Debruge-Duménil collection, his sale; Bonnefons de Lavialle, 23 January-9 February and 4-12 March 1850, lot 1144.
Prince Soltykoff collection, his sale; Pillet, Paris, 8 April-1 May 1861, lot 681 (sold to Mannheim for 760 Francs).
Alexander Barker, 103 Piccadilly, London, by 1862.
Perhaps the dish sold in Alexander Barker’s posthumous sale; Christie's, London, 6-8 June 1874, lot 126.
The Collection of the Rothschild family.
By descent to the present owners.
Literature
Jules Labarte, Description des objets d'art qui composent la collection Debruge Dumenil, Paris, 1847, p. 679, no. 1144.
J.C. Robinson (ed.), Special Exhibition of Works of Art of the Mediaeval, Renaissance, and more recent periods, on loan at the South Kensington Museum, June 1862, London, 1863 (revised edition), p. 423, no. 5222.
Exhibited
London, South Kensington Museum (now the Victoria & Albert Museum), Special Exhibition of Works of Art, June 1862, no. 5222 (lent by Alexander Barker).

Lot Essay

The arms correspond to those used by the Pifati family of Verona and to those used by a branch of the Bonaiuti family of Florence. There are three other extant plates painted with the same arms, and the four plates may once have formed a service.

The border of one of the other plates(1) is decorated with trophies which include ribbons or scrolls inscribed with three mottoes, one of which, NEH SPE NEH METU, is a misspelled version of Isabella d’Este’s motto NEC SPE NEC METU (‘without hope or fear’). The maiolica scholar Timothy Wilson has noted that the unicorn was used as an impresa by several generations of the d’Este family, so perhaps the service may be connected to them. Wilson, however, also balances this suggestion, pointing out that ‘against this attractive idea are the facts that the placing of the unicorn in a shield suggests a family coat of arms rather than an impresa, and that the other two plates with these arms, which might have formed part of the same service, lack any inscriptions’(2). The other two pieces are both in museums in Paris: one in the Musée du Louvre(3) and the other in the Petit Palais(4).

A plate of this design was exhibited by the collector/dealer Alexander Barker in the 1862 South Kensington Exhibition. It was described as having a ’border of fine arabesque ornaments, masks, cornucopias, &c., richly lustred with gold and ruby’, so it cannot have been one the other three surviving examples, as the present lot is only example with cornucopias on the border.
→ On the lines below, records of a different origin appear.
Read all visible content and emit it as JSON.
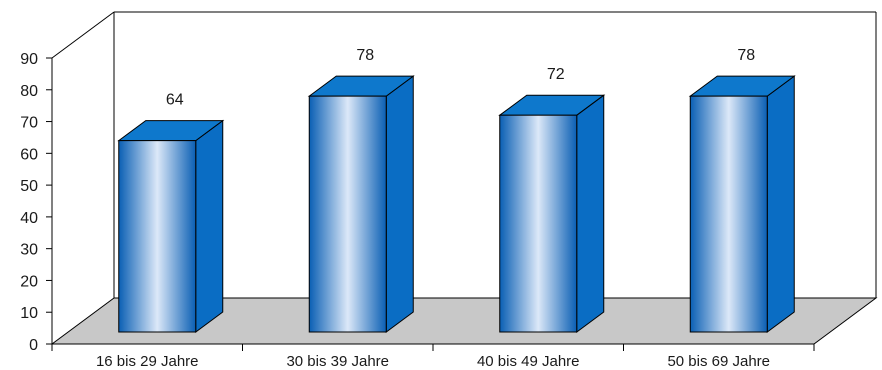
{
  "chart_data": {
    "type": "bar",
    "style": "3d-column",
    "title": "",
    "xlabel": "",
    "ylabel": "",
    "categories": [
      "16 bis 29 Jahre",
      "30 bis 39 Jahre",
      "40 bis 49 Jahre",
      "50 bis 69 Jahre"
    ],
    "values": [
      64,
      78,
      72,
      78
    ],
    "data_labels": [
      "64",
      "78",
      "72",
      "78"
    ],
    "ylim": [
      0,
      90
    ],
    "yticks": [
      "0",
      "10",
      "20",
      "30",
      "40",
      "50",
      "60",
      "70",
      "80",
      "90"
    ],
    "grid": false,
    "legend": "none",
    "colors": {
      "bar_front_edge": "#0a5fb4",
      "bar_front_center": "#dce8f8",
      "bar_top": "#0e78cc",
      "bar_side": "#0a6dc4",
      "floor": "#c8c8c8"
    }
  }
}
1. In a private collection in Germany, see Timothy Wilson, Tin-Glaze and Image Culture, the MAK Maiolica Collection in its wider context, The MAK, Vienna, April – August Exhibition Catalogue, Stuttgart, 2022, p. 129, no. 81, and J.V.G. Mallet and Franz Adrian Dreier, The Hockemeyer Collection, Maiolica and Glass, Bremen, 1998, pp. 130-131, pp. 228-229, no. 13.
2. Wilson, ibid., 2022, p. 129.
3. Jeanne Giacomotti, Les majoliques des Musées nationaux, Paris, 1974, pp. 210-211, no. 677.
4. Catherine Join-Dieterle, Musée du Petit Palais. Catalogue de Céramiques I, Paris 1984, pp. 180-181, no. 58, and Françoise Barbe and Carmen Ravanelli Guidotti, Forme e «Diverse Pitture» della Maiolica Italiana, La collezione delle maioliche del Petit Palais della Città di Parigi, Venice, 2006, p. 164, fig. 84, where the reverse, with lustred concentric circles, is also illustrated, fig. 84v.